The poll also concluded that Portland-area voters believe the region is headed in the wrong direction. For example, the current proposed I-5 corridor projects will waste billions of dollars on short-term cosmetic changes that do not address long commute times and rapid population growth such as:

• $500 million to widen I-5 lanes at the Rose Quarter, which will not add travel lanes

• $3 billion to $4 billion on a new attempt to replace the I-5 bridges

• $2.9 billion to put MAX on Barbur Boulevard, taking 30 minutes from PSU to Bridgeport

• $1 billion to $5 billion to improve Amtrak's average speed in Oregon from 42 mph to 48 mph on UP freight tracks.

Costly transportation projects in the I-5 corridor must consider the opportunity for private/public investment in a faster and more reliable high-speed rail alternative that eventually connects towns from Eugene to Vancouver, B.C. When proper technical and funding comparisons are made between a fast, electrified rail corridor to population centers versus all other alternatives, there is no comparison.
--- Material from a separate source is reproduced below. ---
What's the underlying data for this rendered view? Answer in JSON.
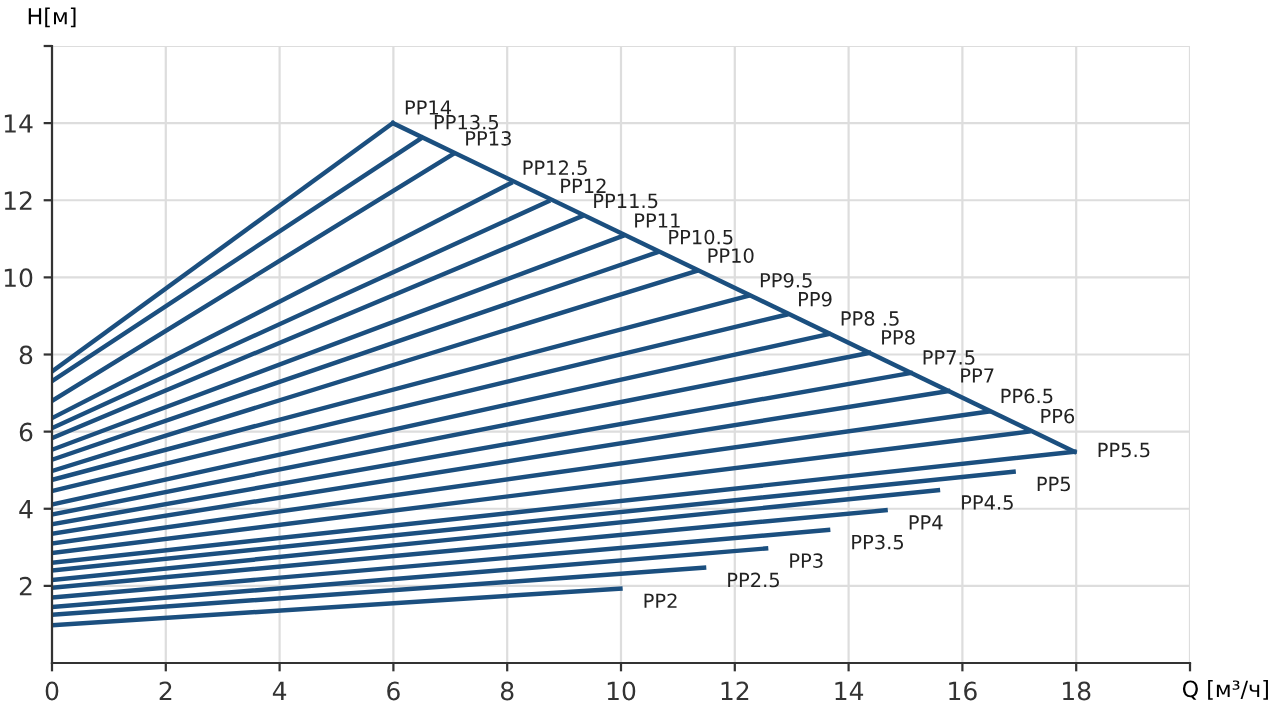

Cascadia High Speed Rail, LLC has spent 12 years designing and analyzing the feasibility of an exclusive double-track rail corridor using the adjacent publicly owned I-5 rights of way in Oregon as the best route for 200-mph electrified bullet trains. In 2016 the Cascadia High Speed Rail corridor was registered with the Federal Rail Administration's Fast Program.

Washington and British Columbia recently contracted the WSP Company to complete a $1.2 million ultra-high-speed transit study between Portland and Vancouver, B.C. Washington's legislature and Gov. Jay Inslee are working on forming a bi-state rail authority to implement an exclusive high speed rail corridor to improve collaboration between Cascadia High Speed Rail's proposed double-track corridor is planned to support three train systems:

• Cascadia Inter City Express is designed to move people between the Rose Quarter and Seattle in one hour.

• Cascadia Commuter Express could connect the Rose Quarter and Bridgeport/Tualatin in 10 minutes, moving 16,000 people each hour.

• Cascadia High Speed Rail can also move parcel freight in record time.

The first phase of this corridor could be a new six-minute commuter connection from the Rose Quarter to Vancouver, Washington. It would include a new multi-modal bridge for rail and vehicles over the Columbia River, west of the BNSF Railroad Bridge, to Northwest 78th and I-5 in Vancouver.

It should be the first phase of a needed 28-mile Cascadia Commuter Express corridor between Wilsonville and Vancouver. Why not the goal of 28 rail express miles by 2028?

In Portland, there are 33.5 acres of publicly-owned property in the Rose Quarter area that does not generate property tax revenue. As the center for MAX and bus connections, near the crossroads of I-5/I-84, it is the logical location for a Cascadia High Speed Rail station, which would solidify the Rose Quarter as the transportation hub and development anchor on the east bank of the Willamette River. A citizens involvement committee, approved by the city council, is needed to help plan a better street pattern to make developable blocks for dense mixed-use projects. Private development on newly created taxable blocks causes a prolonged revenue stream to help pay for new infrastructure.

Fast and reliable trains, connected to transportation hubs, naturally influence developer competition for nearby property. Town centers, with mixed use and affordable housing, are then created with less need for government subsidies to stimulate development. Trails and rails connected to communities will vary the cost of living, travel time and convenience in towns between Eugene and British Columbia.

Oregonians are now at a crossroad whether or not to support innovative ways to develop town centers and needed carbon-reducing transportation corridors between British Columbia and California. It would be a paradigm shift from an auto-dependent land use system to a more equitable transit/bike/pedestrian-oriented lifestyle. Gov. Kate Brown needs your voice in support of this new Cascadia High Speed Rail economic growth corridor.